Uma pesquisa conduzida na Universidade Federal de Minas Gerais (UFMG) destaca a negação de direitos trabalhistas das mulheres afetadas por parte das empresas. Porque a perda das ocupações econômicas no âmbito rural não foi reconhecida, mulheres tiveram negado o direito de receber o cartão de auxílio financeiro. Em alguns casos, a compensação foi concedida ao homem destacado pelas empresas como o “chefe da família”, fazendo com que as afetadas passassem a ser dependentes de seus maridos.

Ademais, os corpos femininos são os que mais denunciam os impactos da lama tóxica. Altos índices de abortos, aumento de cânceres femininos e efeitos transgeracionais são alguns dos danos biológicos observados. Portanto, o rompimento também impactou negativamente os territórios-corpos das mulheres atingidas.

Sob a ótica do ESG, fica evidente que as empresas precisam incorporar recortes sociais com perspectiva de gênero em suas estratégias de sustentabilidade. Ignorar esses aspectos aumenta riscos operacionais, regulatórios e reputacionais.

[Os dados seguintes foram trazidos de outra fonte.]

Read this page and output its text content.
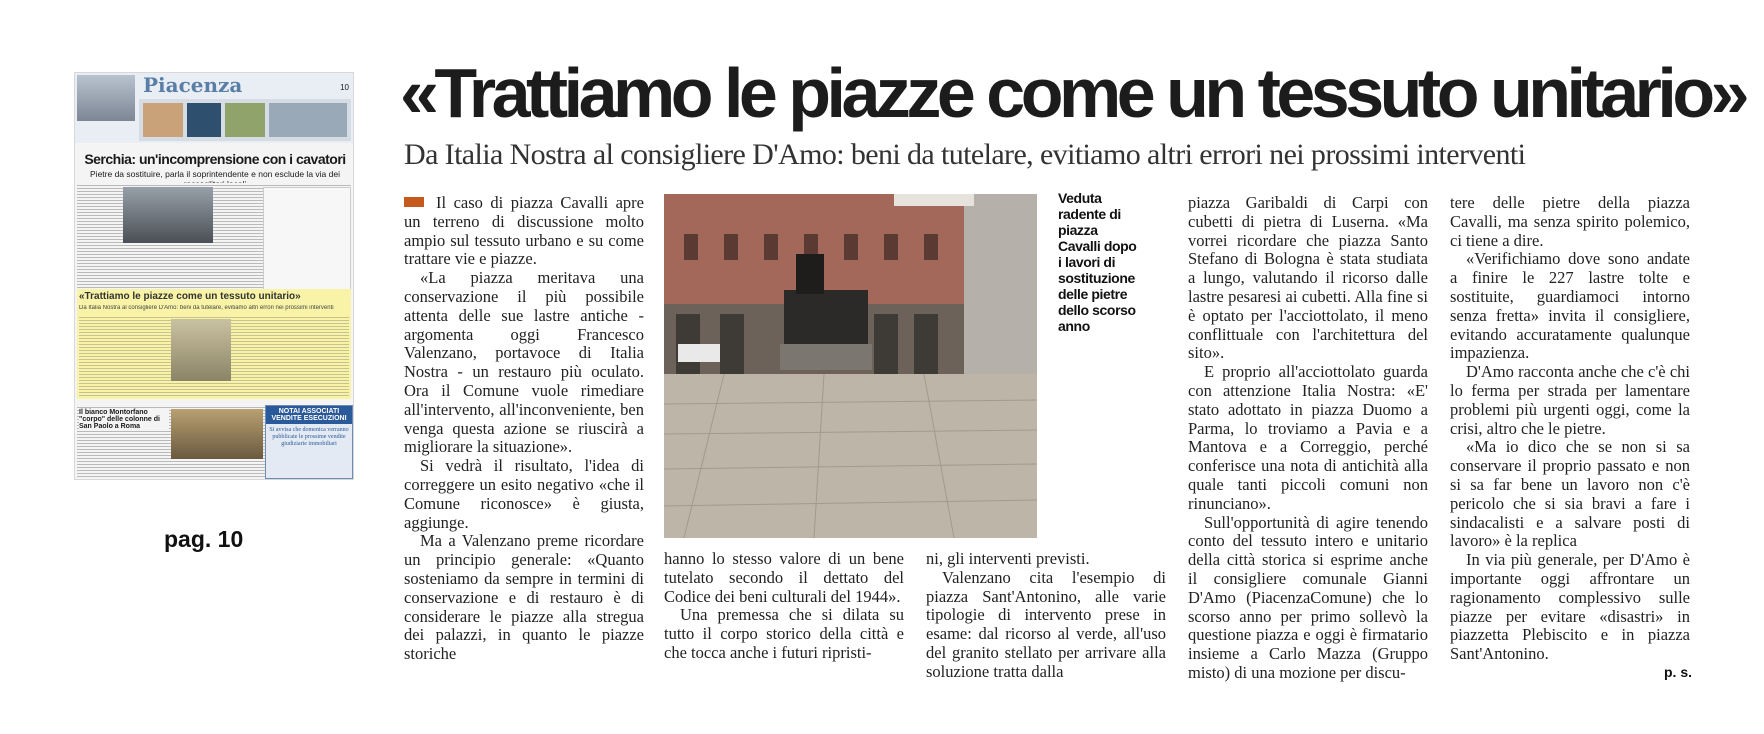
Piacenza	10
Serchia: un'incomprensione con i cavatori
Pietre da sostituire, parla il soprintendente e non esclude la via dei
«Trattiamo le piazze come un tessuto unitario»
Da Italia Nostra al consigliere D'Amo: beni da tutelare, evitiamo altri errori nei prossimi interventi
Il bianco Montorfano "corpo" delle colonne di San Paolo a Roma
NOTAI ASSOCIATI VENDITE ESECUZIONI
Si avvisa che domenica verranno pubblicate le prossime vendite giudiziarie immobiliari
pag. 10
«Trattiamo le piazze come un tessuto unitario»
Da Italia Nostra al consigliere D'Amo: beni da tutelare, evitiamo altri errori nei prossimi interventi

Il caso di piazza Cavalli apre un terreno di discussione molto ampio sul tessuto urbano e su come trattare vie e piazze.

«La piazza meritava una conservazione il più possibile attenta delle sue lastre antiche - argomenta oggi Francesco Valenzano, portavoce di Italia Nostra - un restauro più oculato. Ora il Comune vuole rimediare all'intervento, all'inconveniente, ben venga questa azione se riuscirà a migliorare la situazione».

Si vedrà il risultato, l'idea di correggere un esito negativo «che il Comune riconosce» è giusta, aggiunge.

Ma a Valenzano preme ricordare un principio generale: «Quanto sosteniamo da sempre in termini di conservazione e di restauro è di considerare le piazze alla stregua dei palazzi, in quanto le piazze storiche

Veduta radente di piazza Cavalli dopo i lavori di sostituzione delle pietre dello scorso anno

hanno lo stesso valore di un bene tutelato secondo il dettato del Codice dei beni culturali del 1944».

Una premessa che si dilata su tutto il corpo storico della città e che tocca anche i futuri ripristi-

ni, gli interventi previsti.

Valenzano cita l'esempio di piazza Sant'Antonino, alle varie tipologie di intervento prese in esame: dal ricorso al verde, all'uso del granito stellato per arrivare alla soluzione tratta dalla

piazza Garibaldi di Carpi con cubetti di pietra di Luserna. «Ma vorrei ricordare che piazza Santo Stefano di Bologna è stata studiata a lungo, valutando il ricorso dalle lastre pesaresi ai cubetti. Alla fine si è optato per l'acciottolato, il meno conflittuale con l'architettura del sito».

E proprio all'acciottolato guarda con attenzione Italia Nostra: «E' stato adottato in piazza Duomo a Parma, lo troviamo a Pavia e a Mantova e a Correggio, perché conferisce una nota di antichità alla quale tanti piccoli comuni non rinunciano».

Sull'opportunità di agire tenendo conto del tessuto intero e unitario della città storica si esprime anche il consigliere comunale Gianni D'Amo (PiacenzaComune) che lo scorso anno per primo sollevò la questione piazza e oggi è firmatario insieme a Carlo Mazza (Gruppo misto) di una mozione per discu-

tere delle pietre della piazza Cavalli, ma senza spirito polemico, ci tiene a dire.

«Verifichiamo dove sono andate a finire le 227 lastre tolte e sostituite, guardiamoci intorno senza fretta» invita il consigliere, evitando accuratamente qualunque impazienza.

D'Amo racconta anche che c'è chi lo ferma per strada per lamentare problemi più urgenti oggi, come la crisi, altro che le pietre.

«Ma io dico che se non si sa conservare il proprio passato e non si sa far bene un lavoro non c'è pericolo che si sia bravi a fare i sindacalisti e a salvare posti di lavoro» è la replica

In via più generale, per D'Amo è importante oggi affrontare un ragionamento complessivo sulle piazze per evitare «disastri» in piazzetta Plebiscito e in piazza Sant'Antonino.

p. s.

A perspectiva de gênero no ESG como estratégia de negócios

O desastre de Fundão revela a importância de uma governança ESG forte e bem estruturada, em contrapartida, o cenário global é de questionamento. Com o novo governo Trump, além da saída dos EUA do Acordo de Paris, a Comissão de Valores Mobiliários dos Estados Unidos (SEC, na sigla em inglês) emitiu diretrizes que limitam critérios ESG em decisões de investimento e flertam com o greenhushing ao exigir neutralidade nas decisões de investimento, proibindo os gestores de impor critérios relacionados à diversidade de gênero.

A mudança contrasta com casos como o de Mariana, e com a crescente preocupação de investidores e consumidores com práticas empresariais responsáveis. Dadas as evidências científicas e cotidianas decorrentes das mudanças climáticas, investidores e consumidores seguem preocupados com a escassez de recursos, com a gestão de cadeias de fornecimento e com as desigualdades de gênero, considerando a sustentabilidade em seus processos de tomada de decisão, dispostos a pagar mais por produtos e serviços sustentáveis.

Afinal, a agenda ESG não é sinônimo e nem deve se vincular a convicção política, trata-se de ferramenta capaz de aumentar a receita, proporcionar solidez financeira e reduzir o impacto socioambiental das empresas. Note, ainda, que não se trata de favorecer as mulheres, mas de corrigir uma assimetria histórica.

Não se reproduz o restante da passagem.